Experiment 5: Anonymous Sigma Floor Sweep

Date: 2026-02-10 Data: same as Experiment 1 Motivation: Cabinet anonymous ratings let sigma decay naturally (8.33 → ~1-2), but anonymous positions represent different people each game — uncertainty should stay high. With decayed sigma, anonymous positions barely absorb mu changes (mu += (sigma²/team_sigma²) * omega), forcing disproportionate updates onto logged-in players. A min_anon_sigma parameter floors anonymous sigma after each game's update.

Sigma floor sweep (correlation metric)

min_sigma correlation
0 0.1874
1 0.1874
2 0.1905
3 0.1941
4 0.1958
5 0.1961
6 0.1957
7 0.1949
8 0.1939

Peak at sigma=5. Correlation improves +0.009 over no floor.

LightGBM A/B with min_anon_sigma=5

Metric Baseline (52) Per-Player (62) Diff
Log Loss 0.5765 0.6001 +0.0236
Accuracy 69.10% 70.12% +1.02%

Sigma floor at 5 improves raw rating correlation but the downstream LightGBM accuracy dips slightly vs Experiment 4 (70.1% vs 70.6%).

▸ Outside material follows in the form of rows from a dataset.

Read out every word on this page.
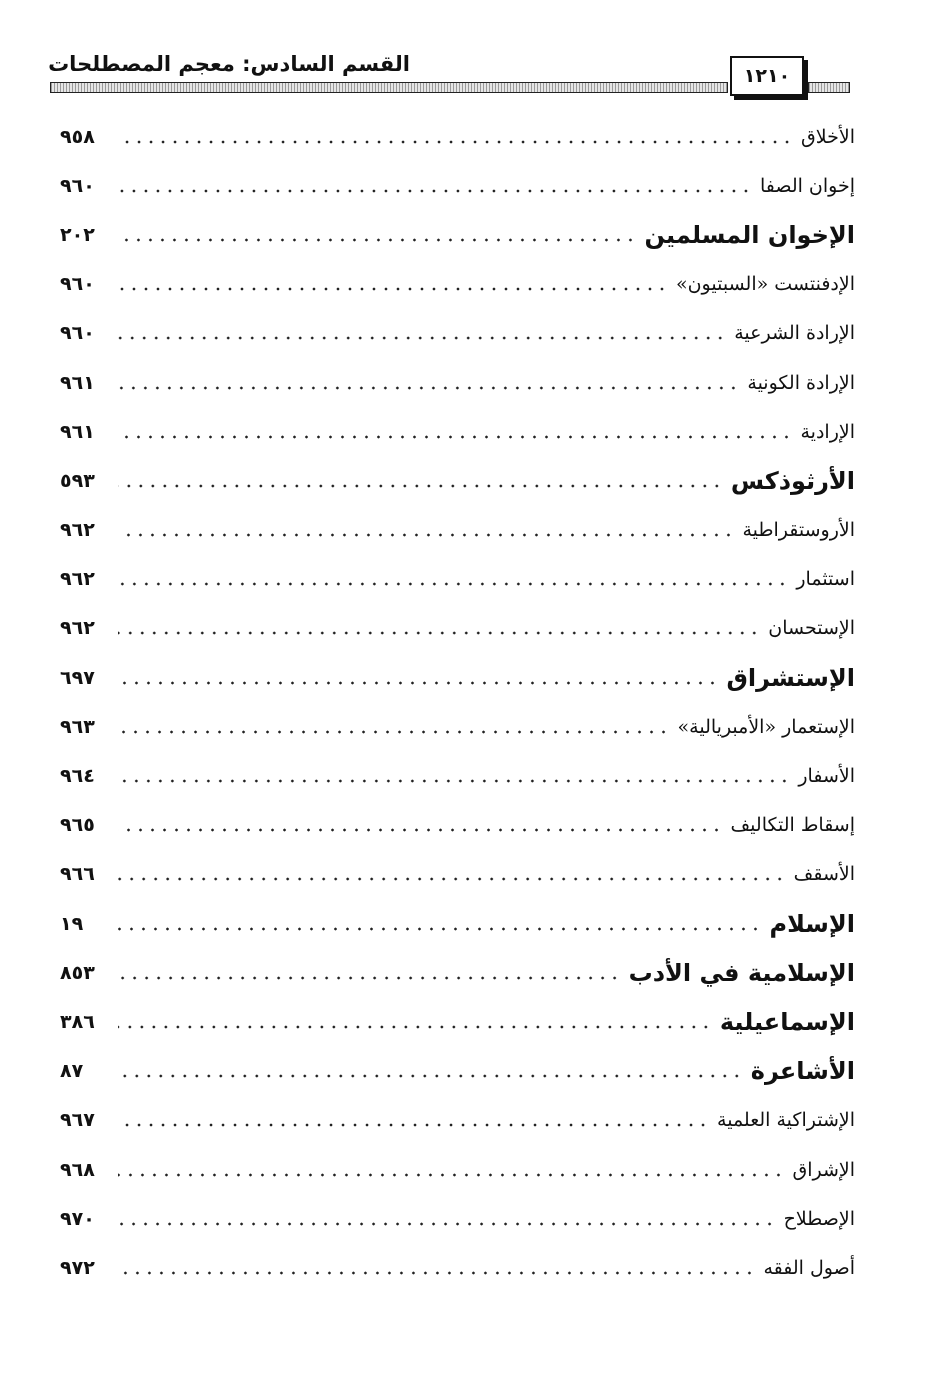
القسم السادس: معجم المصطلحات	١٢١٠
الأخلاق
٩٥٨
إخوان الصفا
٩٦٠
الإخوان المسلمين
٢٠٢
الإدفنتست «السبتيون»
٩٦٠
الإرادة الشرعية
٩٦٠
الإرادة الكونية
٩٦١
الإرادية
٩٦١
الأرثوذكس
٥٩٣
الأروستقراطية
٩٦٢
استثمار
٩٦٢
الإستحسان
٩٦٢
الإستشراق
٦٩٧
الإستعمار «الأمبريالية»
٩٦٣
الأسفار
٩٦٤
إسقاط التكاليف
٩٦٥
الأسقف
٩٦٦
الإسلام
١٩
الإسلامية في الأدب
٨٥٣
الإسماعيلية
٣٨٦
الأشاعرة
٨٧
الإشتراكية العلمية
٩٦٧
الإشراق
٩٦٨
الإصطلاح
٩٧٠
أصول الفقه
٩٧٢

The model may have been exploiting decayed sigma as a proxy for cabinet activity level. Deflation remains similar (-2.6 mu).

LightGBM A/B with min_anon_sigma=2

Metric Baseline (52) Per-Player (62) Diff
Log Loss 0.5765 0.5951 +0.0186
Accuracy 69.10% 70.29% +1.19%

Summary across sigma floor values

min_sigma Correlation Accuracy Log Loss
0 (Exp 4) 0.1874 70.62% 0.5885
2 0.1905 70.29% 0.5951
5 0.1961 70.12% 0.6001

Correlation and LightGBM accuracy pull in opposite directions. Higher sigma floors improve raw rating signal but the model benefits from sharper (lower sigma) anonymous ratings — likely using decayed sigma patterns as a proxy for cabinet activity. No floor (Experiment 4) remains the best downstream result.

Experiment 6: Anonymous Discount Sweep → Remove Discount

Date: 2026-02-10 Data: same as Experiment 1

Swept anonymous_discount (the mu penalty applied to first-time anonymous cabinet ratings):

discount correlation
0 0.1883
1 0.1883
2 0.1883
3 0.1882
4 0.1880
5 0.1877
6 0.1874
7 0.1870
8 0.1866
9 0.1860
10 0.1854
12 0.1840
15 0.1815

Correlation monotonically decreases with higher discount. Best at 0-1 (0.1883 vs 0.1874 at the previous default of 6).

LightGBM A/B with discount=0

Metric Baseline (52) Per-Player (62) Diff
Log Loss 0.5765 0.5890 +0.0125
Accuracy 69.10% 70.54% +1.44%

Essentially identical to Experiment 4's 70.6% (within noise). Since discount=0 means anonymous players start at the same default mu as everyone else, the anonymous_discount parameter was removed from the code entirely. Deflation with discount=0: -1.5 mu (vs -2.7 at discount=6).